Kuwait, the fourth largest OPEC producer, is rich in oil but short on natural gas despite a huge discovery in 2006. The emirate currently produces around one billion cubic feet of associated natural gas, but that amount is insufficient to meet increased demand for power plants and water desalination. Kuwait in March 2006 announced the discovery for the first time of 35 trillion cubic feet (one trillion cubic meters) of free natural gas and about 10 billion barrels of light oil in its northern oilfields.

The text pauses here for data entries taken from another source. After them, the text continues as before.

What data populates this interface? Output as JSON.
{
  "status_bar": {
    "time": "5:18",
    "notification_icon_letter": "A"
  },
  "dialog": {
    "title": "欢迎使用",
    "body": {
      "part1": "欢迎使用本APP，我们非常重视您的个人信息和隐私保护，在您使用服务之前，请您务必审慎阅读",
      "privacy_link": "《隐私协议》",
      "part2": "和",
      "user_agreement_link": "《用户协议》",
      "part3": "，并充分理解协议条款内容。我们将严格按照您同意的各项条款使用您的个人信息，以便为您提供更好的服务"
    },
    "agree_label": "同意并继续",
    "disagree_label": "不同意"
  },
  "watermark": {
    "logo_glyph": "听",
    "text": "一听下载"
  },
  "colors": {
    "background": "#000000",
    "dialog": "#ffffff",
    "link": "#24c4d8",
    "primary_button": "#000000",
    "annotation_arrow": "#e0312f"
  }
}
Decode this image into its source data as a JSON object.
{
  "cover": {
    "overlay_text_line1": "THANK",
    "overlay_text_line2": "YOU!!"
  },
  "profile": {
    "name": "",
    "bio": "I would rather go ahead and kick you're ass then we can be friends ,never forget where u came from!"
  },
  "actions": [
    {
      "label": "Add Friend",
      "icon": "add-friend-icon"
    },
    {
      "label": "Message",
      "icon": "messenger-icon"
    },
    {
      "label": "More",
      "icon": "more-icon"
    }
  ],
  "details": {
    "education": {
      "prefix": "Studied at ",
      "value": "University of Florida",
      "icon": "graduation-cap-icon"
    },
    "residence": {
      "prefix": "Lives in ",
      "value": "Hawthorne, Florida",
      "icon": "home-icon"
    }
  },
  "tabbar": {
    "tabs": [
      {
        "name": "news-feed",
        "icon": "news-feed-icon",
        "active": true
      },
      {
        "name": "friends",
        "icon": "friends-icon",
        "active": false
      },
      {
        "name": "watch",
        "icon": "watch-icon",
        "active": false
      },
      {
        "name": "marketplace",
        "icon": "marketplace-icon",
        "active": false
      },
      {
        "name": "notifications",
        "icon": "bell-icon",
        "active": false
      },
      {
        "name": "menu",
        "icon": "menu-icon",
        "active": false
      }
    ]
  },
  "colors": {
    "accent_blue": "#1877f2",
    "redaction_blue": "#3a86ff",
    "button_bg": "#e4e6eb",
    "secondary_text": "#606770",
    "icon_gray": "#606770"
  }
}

AFP reports that Kuwait is to spend $51 bln on oil development - increasing oil output to 4 million bpd (apparently Burgan isn't as far in decline as some people fear, or they have a lot more where that came from) and building new refineries.
he Gulf state of Kuwait plans to spend 51 billion dollars over the next five years to upgrade its vital energy sector which generates 95 percent of its revenue, a top oil executive said Monday. "We plan projects worth 51 billion dollars for upstream and downstream projects in the oil sector... up until early 2013," said Saad al-Shuwaib, chief executive officer of national conglomerate Kuwait Petroleum Corp (KPC).

The projects include raising Kuwait's oil output capacity from 2.7 million barrels per day (bpd) to four million bpd by 2020, besides building a large refinery and upgrading existing refineries, he said. ...

Conference speakers attributed the increase to a surge in the cost of projects in general and the energy sector in particular over the past five years as a result of the spike in crude prices, which hit 100 dollars a barrel earlier this year. The oil output expansion involves the controversial Kuwait Project which seeks the assistance of international oil companies to develop the nation's northern oilfields, Shuwaib said.

The estimated 8.5 billion dollar project aims to double production to 900,000 bpd from four oilfields but has been stalled for more than a decade by the opposition-controlled parliament. Shuwaib said KPC plans to expand its exploration of untapped areas in Kuwait, which is the fourth largest OPEC producer and sits on about 10 percent of global crude reserves. Current output is pumps around 2.5 million bpd. "So far, we have only been working on less than one-third of Kuwait's total area. Now, we plan to start exploration and drilling in other areas," he said.